Lichtblau and Sanger repeat that narrative turn today:
The charges and countercharges [surrounding Rice's testimony] underscored the political challenge that the investigation into the Sept. 11 attacks has become for President Bush as he mounts his re-election bid. The White House sought this week to defuse the situation by allowing Ms. Rice to testify before the Sept. 11 commission after months of resistance. But her appearance served to raise new questions about the administration's efforts to deter an attack.In this case, though, they're much more interested in leveraging the "new questions" line to pre-write the script for the coming week, which, with testimony scheduled from John Ashcroft, Louis Freeh (former FBI Director), Thomas Pickard (former Acting Director) and Robert Mueller (current Director) is going to be all about the FBI and the DoJ. And the fingers are already starting to fly:
Also on Friday, the White House offered evidence that the Federal Bureau of Investigation received instructions more than two months before the Sept. 11 attacks to increase its scrutiny of terrorist suspects inside the United States. But it is unclear what action, if any, the bureau took in response.Aside from the fact that all this looks like it'll be loads of "Who, me?" fun—reading through Times coverage of the last few days, the drift of things seems increasingly apparent. Past whatever damage the Administration has or hasn't yet suffered with the populace, I think that they've just about exhausted their remaining stock of goodwill among the mainstream press corps. It's not just a matter of having shown weakness: what starts to come through is the sense that the press is rounding into a consensus (shades of the late-phase Clinton impeachment dance!) about the need for 9/11 contrition (and thank you, Richard Clarke), one whose obverse is disdain for the constant shifting of blame among these bozos. This isn't going to end, implies the Times, until somebody in office steps up and takes responsibility for something—and the reckoning may already have been postponed so long that there'll be no winning the press back when and if it happens.
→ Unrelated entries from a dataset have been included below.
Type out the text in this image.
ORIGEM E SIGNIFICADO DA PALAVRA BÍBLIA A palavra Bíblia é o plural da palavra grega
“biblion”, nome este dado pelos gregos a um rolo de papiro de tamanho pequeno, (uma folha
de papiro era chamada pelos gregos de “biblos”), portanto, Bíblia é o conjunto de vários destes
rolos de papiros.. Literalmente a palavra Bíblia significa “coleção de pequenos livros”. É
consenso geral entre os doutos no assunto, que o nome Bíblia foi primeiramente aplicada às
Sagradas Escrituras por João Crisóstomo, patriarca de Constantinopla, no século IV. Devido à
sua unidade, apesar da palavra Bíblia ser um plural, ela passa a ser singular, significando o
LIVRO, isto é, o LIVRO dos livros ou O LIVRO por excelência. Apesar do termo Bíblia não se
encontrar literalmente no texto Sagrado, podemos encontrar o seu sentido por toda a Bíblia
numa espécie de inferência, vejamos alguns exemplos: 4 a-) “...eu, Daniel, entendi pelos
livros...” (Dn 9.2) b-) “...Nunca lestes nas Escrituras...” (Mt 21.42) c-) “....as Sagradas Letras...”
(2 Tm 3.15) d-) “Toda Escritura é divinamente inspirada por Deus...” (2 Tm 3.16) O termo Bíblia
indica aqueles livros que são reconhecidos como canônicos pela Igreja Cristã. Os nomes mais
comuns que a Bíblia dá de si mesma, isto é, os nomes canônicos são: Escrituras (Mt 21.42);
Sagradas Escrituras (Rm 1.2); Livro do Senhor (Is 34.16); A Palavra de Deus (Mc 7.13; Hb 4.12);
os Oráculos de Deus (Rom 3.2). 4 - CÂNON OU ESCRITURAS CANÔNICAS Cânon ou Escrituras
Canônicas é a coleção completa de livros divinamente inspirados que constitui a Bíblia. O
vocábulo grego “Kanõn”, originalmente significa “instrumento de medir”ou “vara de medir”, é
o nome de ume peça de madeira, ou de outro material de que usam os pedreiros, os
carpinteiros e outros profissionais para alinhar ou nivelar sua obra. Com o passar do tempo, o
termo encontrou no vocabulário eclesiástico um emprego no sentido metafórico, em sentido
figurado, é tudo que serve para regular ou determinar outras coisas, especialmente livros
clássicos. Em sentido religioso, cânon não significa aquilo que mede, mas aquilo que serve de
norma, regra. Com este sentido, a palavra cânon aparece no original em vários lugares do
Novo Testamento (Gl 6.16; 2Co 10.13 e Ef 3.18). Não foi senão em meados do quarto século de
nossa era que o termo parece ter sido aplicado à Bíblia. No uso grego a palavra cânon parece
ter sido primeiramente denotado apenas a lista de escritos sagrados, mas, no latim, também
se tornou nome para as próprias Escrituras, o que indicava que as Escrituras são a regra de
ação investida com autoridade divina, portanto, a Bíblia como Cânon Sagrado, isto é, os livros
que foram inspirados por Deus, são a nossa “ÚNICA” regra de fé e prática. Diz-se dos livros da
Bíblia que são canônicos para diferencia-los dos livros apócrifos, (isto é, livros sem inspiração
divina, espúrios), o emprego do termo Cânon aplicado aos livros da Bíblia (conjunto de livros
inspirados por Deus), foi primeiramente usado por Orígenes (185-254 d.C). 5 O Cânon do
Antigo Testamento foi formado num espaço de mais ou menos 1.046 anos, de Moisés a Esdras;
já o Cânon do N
The disclosure appeared to signal an effort by the White House to distance itself from the F.B.I. in the debate over whether the Bush administration did enough in the summer of 2001 to deter a possible terrorist attack in the United States in the face of increased warnings.
[snip]
The finger-pointing will probably increase next week when numerous current and former senior law enforcement officials, including Attorney General John Ashcroft, testify before the Sept. 11 commission. In an unusual pre-emptive strike, Mr. Ashcroft's chief spokesman on Friday accused some Democrats on the commission of having "political axes to grind" in attacking the attorney general, who oversees the F.B.I., and unfairly blaming him for law enforcement failures.
[really big snip]
Offering a detailed preview of Mr. Ashcroft's testimony next week, [spokesman Mark Corallo] said the attorney general was briefed repeatedly by the C.I.A. and the F.B.I. on threats posed by Al Qaeda and was told that the threats were directed at targets overseas. "He was not briefed that there was any threat to the United States," Mr. Corallo said. "He kept asking if there was any action he needed to take, and he was constantly told no, you're doing everything you need to do."